Poèmes

L'Endormie

par Max-Philippe Delavouët

De touffes de fleurs je puis frôler tes yeux

ou rafraîchir tes tempes avec des feuilles...

Ni les caresses d'or, si elles étaient fleurs de feu,

ni la fraîcheur des neiges, si les feuilles étaient mouillées,

ne pourraient te faire remonter du sommeil clair comme l'eau où tu te laisses flotter.

O corps jaspé de lumière, l'ombre entoure un tunnel

où le ruisseau s'en va sous les branches inclinées ; et tout rayon qu'accroche l'herbe est fleur de jonc fleuri

qui tremble sur toi quand ta nage l'écarté ; et si des abeilles te font peur, ce ne sont qu'éclaboussures qui s'envolent de la fleur.

Et tout courant conquis aussitôt effacé, tu poses sur le coussin que l'eau tisse avec elle-même ta joue alanguie et tes longs cheveux épandus, prisonnière sans forces
au flot que rien n'épuise,

lasse de n'avoir vu autre chose que ton constant reflet sur le fond toujours divers.

L'eau qui semble muette dans l'écoulement du

ruisseau, l'eau s'entortillant dans la même spirale, l'eau dans ton oreille, amie, que dit-elle qui s'agrandit en toi par cercles souverains

et prend ton cœur au tourbillon en tirant après lui tout son long racinage ?

C'est le songe d'un songe, il ne te faut pas faiblir pour ne pas te défaire en racines répandues.
Il faut échapper par ruse aux ruses de l'oubli pour qu'échappe à l'oubli mon songe de naïade...

Oublie l'eau et ses conseils : tout miroir est sans fond s'il mire trop le ciel.
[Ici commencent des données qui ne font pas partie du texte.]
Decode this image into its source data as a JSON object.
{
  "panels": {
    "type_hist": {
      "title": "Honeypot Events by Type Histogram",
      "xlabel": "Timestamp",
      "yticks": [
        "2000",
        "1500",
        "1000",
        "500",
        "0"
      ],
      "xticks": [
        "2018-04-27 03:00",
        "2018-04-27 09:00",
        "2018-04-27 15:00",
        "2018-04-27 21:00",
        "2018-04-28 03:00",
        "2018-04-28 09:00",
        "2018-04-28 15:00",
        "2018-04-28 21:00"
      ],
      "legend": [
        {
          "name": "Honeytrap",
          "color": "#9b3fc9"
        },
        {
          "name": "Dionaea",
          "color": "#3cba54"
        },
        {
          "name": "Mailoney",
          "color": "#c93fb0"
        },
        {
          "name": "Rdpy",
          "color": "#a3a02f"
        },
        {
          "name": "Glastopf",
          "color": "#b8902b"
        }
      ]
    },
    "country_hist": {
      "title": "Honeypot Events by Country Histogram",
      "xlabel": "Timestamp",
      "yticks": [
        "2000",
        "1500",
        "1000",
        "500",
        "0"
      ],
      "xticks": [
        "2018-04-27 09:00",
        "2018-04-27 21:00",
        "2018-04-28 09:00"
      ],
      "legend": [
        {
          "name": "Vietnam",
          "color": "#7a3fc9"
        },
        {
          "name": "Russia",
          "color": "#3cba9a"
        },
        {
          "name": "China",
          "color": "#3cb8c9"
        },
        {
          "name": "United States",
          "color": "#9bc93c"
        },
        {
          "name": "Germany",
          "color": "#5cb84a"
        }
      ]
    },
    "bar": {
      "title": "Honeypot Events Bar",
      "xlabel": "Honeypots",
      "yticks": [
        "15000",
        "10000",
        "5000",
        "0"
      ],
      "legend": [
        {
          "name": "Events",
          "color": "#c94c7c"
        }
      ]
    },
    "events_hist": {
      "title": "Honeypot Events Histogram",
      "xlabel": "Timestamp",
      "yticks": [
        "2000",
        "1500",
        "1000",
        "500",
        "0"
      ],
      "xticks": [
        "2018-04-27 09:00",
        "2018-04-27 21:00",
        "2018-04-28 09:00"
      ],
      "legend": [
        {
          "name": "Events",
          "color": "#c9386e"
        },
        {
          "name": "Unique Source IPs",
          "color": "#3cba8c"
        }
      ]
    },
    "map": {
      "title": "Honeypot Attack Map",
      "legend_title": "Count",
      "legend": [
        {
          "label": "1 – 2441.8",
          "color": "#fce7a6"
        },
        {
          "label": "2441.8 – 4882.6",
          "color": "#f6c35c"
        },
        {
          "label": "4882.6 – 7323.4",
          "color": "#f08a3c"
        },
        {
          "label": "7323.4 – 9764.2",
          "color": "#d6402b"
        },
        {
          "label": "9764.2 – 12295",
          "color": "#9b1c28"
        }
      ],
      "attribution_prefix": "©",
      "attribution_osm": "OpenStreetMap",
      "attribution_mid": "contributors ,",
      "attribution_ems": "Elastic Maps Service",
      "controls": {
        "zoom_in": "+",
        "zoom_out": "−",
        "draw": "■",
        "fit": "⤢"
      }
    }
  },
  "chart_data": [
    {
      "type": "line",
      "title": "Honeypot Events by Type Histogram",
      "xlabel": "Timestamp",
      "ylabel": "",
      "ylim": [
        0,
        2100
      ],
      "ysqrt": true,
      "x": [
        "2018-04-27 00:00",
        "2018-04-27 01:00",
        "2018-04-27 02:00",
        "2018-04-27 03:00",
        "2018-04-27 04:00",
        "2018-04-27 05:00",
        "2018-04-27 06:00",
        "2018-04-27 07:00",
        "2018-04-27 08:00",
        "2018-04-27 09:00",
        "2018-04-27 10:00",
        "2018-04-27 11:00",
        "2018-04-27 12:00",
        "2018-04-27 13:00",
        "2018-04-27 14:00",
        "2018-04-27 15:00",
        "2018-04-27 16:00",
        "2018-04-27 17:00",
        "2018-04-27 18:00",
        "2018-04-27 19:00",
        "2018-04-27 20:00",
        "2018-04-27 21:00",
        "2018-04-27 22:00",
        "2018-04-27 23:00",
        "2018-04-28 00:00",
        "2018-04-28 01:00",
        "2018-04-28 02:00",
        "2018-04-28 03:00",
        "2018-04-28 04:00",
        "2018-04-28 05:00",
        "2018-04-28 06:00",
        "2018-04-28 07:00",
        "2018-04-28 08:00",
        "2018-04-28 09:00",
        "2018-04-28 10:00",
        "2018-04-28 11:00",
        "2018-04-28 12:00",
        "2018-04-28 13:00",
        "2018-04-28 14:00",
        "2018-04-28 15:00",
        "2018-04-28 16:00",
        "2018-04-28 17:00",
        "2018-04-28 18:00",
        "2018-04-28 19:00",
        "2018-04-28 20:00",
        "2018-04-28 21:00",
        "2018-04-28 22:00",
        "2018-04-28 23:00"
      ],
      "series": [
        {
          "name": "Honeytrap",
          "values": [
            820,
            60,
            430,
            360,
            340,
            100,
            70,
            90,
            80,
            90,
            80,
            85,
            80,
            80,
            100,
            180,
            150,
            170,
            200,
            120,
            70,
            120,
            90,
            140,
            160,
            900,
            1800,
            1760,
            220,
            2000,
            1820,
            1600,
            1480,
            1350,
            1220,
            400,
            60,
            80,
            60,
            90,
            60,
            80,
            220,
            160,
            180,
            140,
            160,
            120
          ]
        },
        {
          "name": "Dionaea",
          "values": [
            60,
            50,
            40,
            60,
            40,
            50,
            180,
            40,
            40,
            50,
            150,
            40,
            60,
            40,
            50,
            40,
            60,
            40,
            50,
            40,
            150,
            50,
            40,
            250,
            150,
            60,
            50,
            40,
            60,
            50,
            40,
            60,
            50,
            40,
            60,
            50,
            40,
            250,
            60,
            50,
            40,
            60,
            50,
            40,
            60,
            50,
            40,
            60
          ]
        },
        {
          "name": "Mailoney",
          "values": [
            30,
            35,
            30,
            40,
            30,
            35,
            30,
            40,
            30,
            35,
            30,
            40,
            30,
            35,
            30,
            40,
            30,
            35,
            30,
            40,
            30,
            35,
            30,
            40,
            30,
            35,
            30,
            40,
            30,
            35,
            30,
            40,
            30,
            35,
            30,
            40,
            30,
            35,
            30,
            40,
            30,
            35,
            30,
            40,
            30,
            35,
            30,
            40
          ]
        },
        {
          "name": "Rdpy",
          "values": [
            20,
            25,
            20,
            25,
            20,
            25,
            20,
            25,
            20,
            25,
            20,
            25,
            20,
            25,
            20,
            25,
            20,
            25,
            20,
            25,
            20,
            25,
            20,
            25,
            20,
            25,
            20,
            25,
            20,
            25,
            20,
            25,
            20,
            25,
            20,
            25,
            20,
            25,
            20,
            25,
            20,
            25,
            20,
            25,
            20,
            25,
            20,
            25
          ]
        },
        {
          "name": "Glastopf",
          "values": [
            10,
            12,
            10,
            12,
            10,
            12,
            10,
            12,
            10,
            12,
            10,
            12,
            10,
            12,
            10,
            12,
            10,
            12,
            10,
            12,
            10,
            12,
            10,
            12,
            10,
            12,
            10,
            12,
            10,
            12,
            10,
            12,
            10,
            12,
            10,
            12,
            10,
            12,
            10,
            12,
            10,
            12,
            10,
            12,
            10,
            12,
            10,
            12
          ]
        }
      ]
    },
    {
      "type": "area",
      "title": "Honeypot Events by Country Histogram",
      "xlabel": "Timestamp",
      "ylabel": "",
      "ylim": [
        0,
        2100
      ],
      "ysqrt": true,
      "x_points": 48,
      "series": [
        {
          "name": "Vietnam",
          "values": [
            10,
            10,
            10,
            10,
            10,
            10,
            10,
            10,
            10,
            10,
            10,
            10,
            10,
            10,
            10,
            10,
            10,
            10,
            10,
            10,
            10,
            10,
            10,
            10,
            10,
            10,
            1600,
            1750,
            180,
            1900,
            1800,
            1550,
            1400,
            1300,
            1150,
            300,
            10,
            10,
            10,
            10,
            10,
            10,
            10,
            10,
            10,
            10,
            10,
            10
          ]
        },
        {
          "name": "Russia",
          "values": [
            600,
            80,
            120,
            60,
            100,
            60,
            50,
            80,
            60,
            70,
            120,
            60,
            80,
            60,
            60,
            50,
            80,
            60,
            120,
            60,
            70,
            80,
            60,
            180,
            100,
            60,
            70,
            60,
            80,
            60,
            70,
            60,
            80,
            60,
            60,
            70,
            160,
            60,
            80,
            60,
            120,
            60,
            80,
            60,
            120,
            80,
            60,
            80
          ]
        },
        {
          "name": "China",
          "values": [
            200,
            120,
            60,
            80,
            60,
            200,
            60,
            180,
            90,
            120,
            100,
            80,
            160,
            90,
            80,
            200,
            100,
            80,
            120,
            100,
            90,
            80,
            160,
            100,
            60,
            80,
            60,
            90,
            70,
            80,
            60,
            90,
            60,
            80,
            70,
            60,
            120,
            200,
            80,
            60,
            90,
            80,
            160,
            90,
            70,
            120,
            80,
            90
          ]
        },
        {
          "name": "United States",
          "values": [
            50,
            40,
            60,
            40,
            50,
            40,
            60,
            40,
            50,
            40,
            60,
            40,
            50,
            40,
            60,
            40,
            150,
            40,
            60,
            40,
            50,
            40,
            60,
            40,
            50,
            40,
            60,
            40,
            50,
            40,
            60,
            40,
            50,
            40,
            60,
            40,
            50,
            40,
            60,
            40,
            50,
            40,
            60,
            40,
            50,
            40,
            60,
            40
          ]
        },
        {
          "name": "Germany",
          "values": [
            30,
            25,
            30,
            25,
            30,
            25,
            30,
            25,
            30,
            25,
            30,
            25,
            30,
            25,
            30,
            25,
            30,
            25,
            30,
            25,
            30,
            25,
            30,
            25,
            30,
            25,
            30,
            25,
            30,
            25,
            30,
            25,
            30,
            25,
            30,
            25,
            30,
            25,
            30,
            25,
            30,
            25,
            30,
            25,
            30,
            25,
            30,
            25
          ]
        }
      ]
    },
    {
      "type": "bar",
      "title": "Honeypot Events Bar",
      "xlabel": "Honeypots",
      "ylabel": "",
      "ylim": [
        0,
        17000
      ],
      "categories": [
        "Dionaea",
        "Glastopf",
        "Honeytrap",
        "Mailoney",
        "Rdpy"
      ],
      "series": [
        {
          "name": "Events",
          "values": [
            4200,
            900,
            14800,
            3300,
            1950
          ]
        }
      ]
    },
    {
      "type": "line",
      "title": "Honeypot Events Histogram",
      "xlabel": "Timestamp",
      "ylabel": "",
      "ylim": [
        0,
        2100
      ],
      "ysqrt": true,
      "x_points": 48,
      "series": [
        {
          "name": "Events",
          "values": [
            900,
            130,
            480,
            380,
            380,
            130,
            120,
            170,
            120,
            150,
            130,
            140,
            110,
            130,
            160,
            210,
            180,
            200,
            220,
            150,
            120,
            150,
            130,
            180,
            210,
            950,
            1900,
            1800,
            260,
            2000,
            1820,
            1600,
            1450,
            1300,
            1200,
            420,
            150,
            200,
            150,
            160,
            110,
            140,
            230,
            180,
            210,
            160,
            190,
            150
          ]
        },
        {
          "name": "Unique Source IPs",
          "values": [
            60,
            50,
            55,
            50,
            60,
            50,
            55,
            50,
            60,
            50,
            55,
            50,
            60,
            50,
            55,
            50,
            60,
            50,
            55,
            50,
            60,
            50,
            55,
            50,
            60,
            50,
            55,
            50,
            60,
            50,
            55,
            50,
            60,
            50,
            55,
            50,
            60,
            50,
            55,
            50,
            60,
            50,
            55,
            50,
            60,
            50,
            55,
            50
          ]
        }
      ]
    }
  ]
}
Ni souvenir, ni espoir ne doivent caresser ton cœur avant que l'eau ne devienne un autre cœur qui pleure.
Oublie les pentes des gouffres de la mort, regarde le soleil, oublie, ce n'est point l'heure encore

où source d'eau et source de feu se confondront pour finir en même source de nuit.

Sous tant d'eau, lumineux, enténébré, tu trouveras ton dieu, même s'il se cache en sa grotte, même si vers l'oubli il s'entête à t'attendre...
Lorsqu'il tournera son profil tu verras ses yeux sombres

frémir comme de faibles lumières et ses lèvres dans l'eau épandront ton nom.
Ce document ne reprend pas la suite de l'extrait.